Chabbert’s writing would not be so nearly impactful if not for Carole Maurel’s expert illustration. Maurel’s line is thick and renders the characters with just the right amount of expression. Despite the thick line, there’s a delicacy to this comic, and it feels like the push and pull between writer and illustrator lies in not getting things done, but getting them right.

Maurel’s coloring is also worth noting, because it drives much of the comic’s emotional delivery in the second half of the book. Maurel uses a dusty coloring scheme that favors a warm palette; oranges, greens, browns, and yellows make up the majority of each page up until the moment when the main character wakes up from surgery only to find out that they weren’t able to save her son. After that moment, Maurel changes the color scheme to greyscale, showing the way that the loss has affected the main character. The only time color comes fully back is during her dreams, but Maurel shows the recovery of the main character by adding in small colors over time to things that bring her joy.

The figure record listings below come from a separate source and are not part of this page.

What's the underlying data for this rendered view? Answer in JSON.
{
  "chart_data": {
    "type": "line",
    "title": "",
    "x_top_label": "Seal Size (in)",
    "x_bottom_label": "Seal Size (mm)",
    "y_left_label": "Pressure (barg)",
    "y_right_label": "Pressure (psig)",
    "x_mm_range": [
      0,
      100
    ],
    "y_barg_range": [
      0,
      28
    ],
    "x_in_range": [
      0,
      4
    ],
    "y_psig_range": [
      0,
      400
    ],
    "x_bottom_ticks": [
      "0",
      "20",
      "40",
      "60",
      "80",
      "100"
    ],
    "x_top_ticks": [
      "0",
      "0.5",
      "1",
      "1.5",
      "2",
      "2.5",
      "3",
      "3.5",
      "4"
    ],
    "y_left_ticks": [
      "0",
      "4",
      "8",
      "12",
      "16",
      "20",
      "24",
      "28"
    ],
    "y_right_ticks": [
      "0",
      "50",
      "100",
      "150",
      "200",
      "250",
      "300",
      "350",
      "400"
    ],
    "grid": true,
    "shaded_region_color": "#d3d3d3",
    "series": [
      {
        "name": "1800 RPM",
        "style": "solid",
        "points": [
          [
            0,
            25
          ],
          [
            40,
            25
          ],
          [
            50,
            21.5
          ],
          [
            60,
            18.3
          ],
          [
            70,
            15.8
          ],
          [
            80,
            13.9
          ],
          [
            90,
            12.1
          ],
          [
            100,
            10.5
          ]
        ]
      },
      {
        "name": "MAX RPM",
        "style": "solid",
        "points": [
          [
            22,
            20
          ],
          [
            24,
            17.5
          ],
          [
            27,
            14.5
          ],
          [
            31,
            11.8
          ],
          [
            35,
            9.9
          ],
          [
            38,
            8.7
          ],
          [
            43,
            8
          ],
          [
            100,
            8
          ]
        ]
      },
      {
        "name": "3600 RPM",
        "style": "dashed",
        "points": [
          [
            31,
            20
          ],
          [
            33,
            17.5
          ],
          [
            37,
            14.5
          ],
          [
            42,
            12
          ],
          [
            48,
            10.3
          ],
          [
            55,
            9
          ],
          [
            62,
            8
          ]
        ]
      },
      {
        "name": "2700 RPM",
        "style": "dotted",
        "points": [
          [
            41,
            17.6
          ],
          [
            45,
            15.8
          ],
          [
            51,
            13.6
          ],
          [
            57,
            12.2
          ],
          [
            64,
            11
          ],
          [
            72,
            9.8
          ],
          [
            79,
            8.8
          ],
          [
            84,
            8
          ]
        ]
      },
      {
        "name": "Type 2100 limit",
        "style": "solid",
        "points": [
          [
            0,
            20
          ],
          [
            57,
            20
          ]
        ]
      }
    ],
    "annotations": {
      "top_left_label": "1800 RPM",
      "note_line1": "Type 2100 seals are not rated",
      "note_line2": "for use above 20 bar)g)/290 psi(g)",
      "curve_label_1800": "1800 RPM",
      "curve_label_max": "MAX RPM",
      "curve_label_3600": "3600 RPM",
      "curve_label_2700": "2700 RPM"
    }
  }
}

So, Waves is just as much the story of a complicated pregnancy and the death of a child as it is the recovery of a broken home. There’s a linkage in this book between losing what you could have had and losing what you currently have that remains lurking in my mind as I think about the story. The main character loses herself and only through art and the love of her partner can she find herself again.

Readers eventually learn that this is Ingrid Chabbert’s story, and that Waves is heavily influenced by her personal experience. The main character decides to become a children’s author, and writes stories in the journals her wife buys her. These stories eventually become a book, and that book is eventually published. What is autobiographical and what is fictionalized is left intentionally vague, but it seems as though Chabbert is laying everything bare in this comic in a way that few creators do. Writing this story had to be incredibly difficult. That she worked with Carole Maurel to bring her story to life is fortunate, because Maurel’s cartooning is the perfect match for this story.